Com pouco êxito eu tentava combinar algo com Shumpei Sato, um japonês de um metro e meio residente da mesma casa onde eu passaria meu primeiro mês em Londres. Não sei bem se ele contabilizou as desculpas do metrô. Lembro apenas que ele queria fazer uma refeição rápida, eu andar pelas ruas; ele queria ouvir jazz numa megastore, eu buzinas, vozes e uma refeição decente. Nos encontramos mais tarde em casa. Ele comprou creme de barbear e xampu, eu comprei duas blusas de frio e fiz um trocadilho idiota (shumpei – xampu). Uma semana mais tarde, ao adentrar na mesma estação de onde partimos pela primeira expedição, o japonês perderia um membro frontal de seu sorriso ao esbarrar em dois fans de rúgbi - segundo suposição preconceituosa do próprio. Contou-me ainda não ter ouvido a menor verbalização de arrependimento enquanto tombava de costas banguela.

Durante todo o passeio diurno pelas ruas inúmeras vezes me deparei com alguém se desculpando por algum motivo que quando não me era estranho me era insignificante. Cheguei mesmo a pisar no pé de um jovem e ouvir dele as desculpas. Lembrei na ocasião de ter lido algum antropólogo brasileiro exaltando nossa ilusão racial. Pensei comigo o que costumava pensar nas aulas de teoria da comunicação do meu curso de jornalismo: quantas calorias eram gastas em média numa aula de noventa minutos. Eu sabia que aquele sorry independia de energia. Não era necessário escândalo, quero dizer. Uma cena, uma alteração de voz, um pelo amor de Deus. Nesse exato momento eu percebia que faltariam Palhares e Osvaldinhos naquela repartição do mundo. Isso me trazia um gosto amargo de sangue na boca. A minha solidão era a do funcionário público, mas sem o subterfúgio do exagero. Achei melhor voltar pra casa.
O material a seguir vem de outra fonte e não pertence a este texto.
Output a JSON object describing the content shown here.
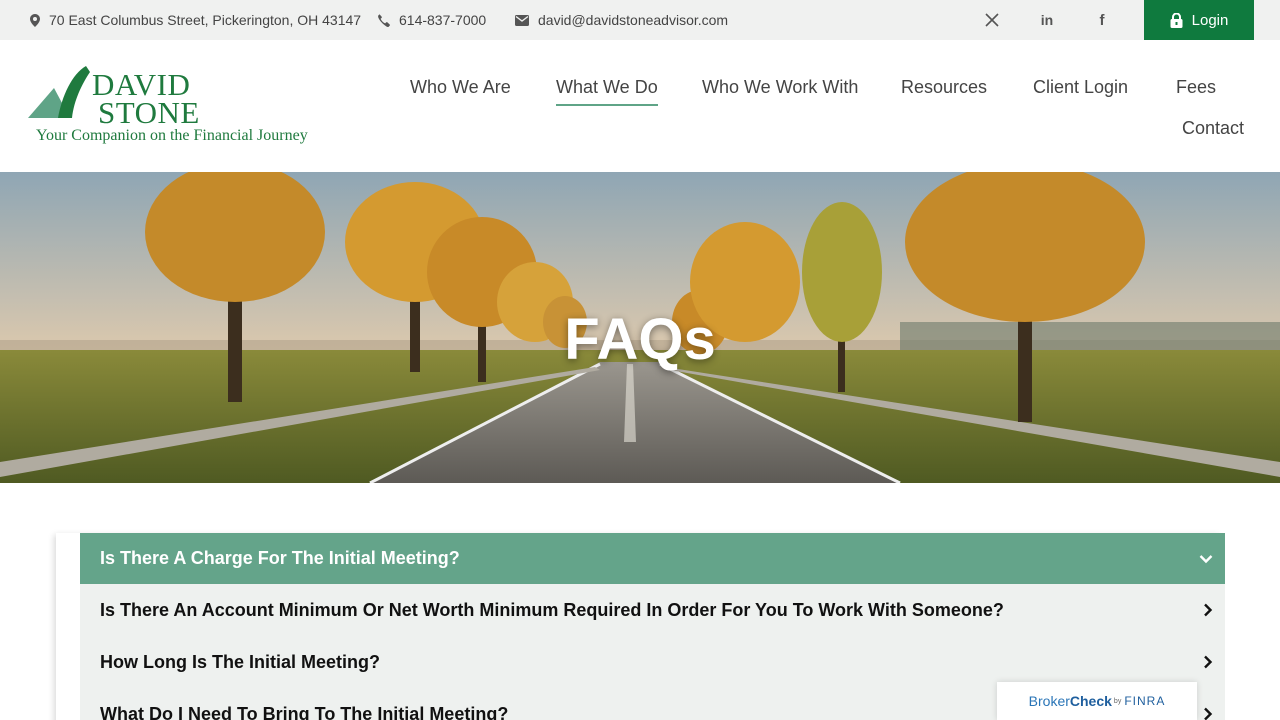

Na ultima semana trabalhei cinqüenta e seis horas a cinco libras e setenta e dois pences por hora, façam as contas. Os dias correm soltos à medida que troco as sacolas plásticas do lixo e recolho as bandejas antes do ataque dos pássaros. Os caras do stock também devo ajudar. As mães chegam às tulhas ao parque. Tomam seus chás e cafés e muffins, a partir dos quais se descuidam e seus pequenos derrubam o sorvete, geralmente de vanilla. Eu devo tomar providências quando isso acontece independente do sabor. A melhor parte é varrer o chão do parque. Ao todo contabilizo trinta libras e vinte e três pences, uma carteira, um dinossauro de pelúcia e uma bola de futebol em miniatura. Shumpei, o japonês adorador de Charlie Parker, mudou-se e nunca mais tive noticias dele. A não ser que lhe roubaram a pasta com todos os documentos enquanto cochilava num trem. Um amigo em comum da escola me reportou o fato.

Em relação às desculpas agora as distribuo a certa medida. Outro dia o big manager soltou: “Today you look a british gentleman!”. “Okay”, retribui e sem perder o fôlego acrescentei: “Sorry about yesterday… I didn’t have time to shave me”.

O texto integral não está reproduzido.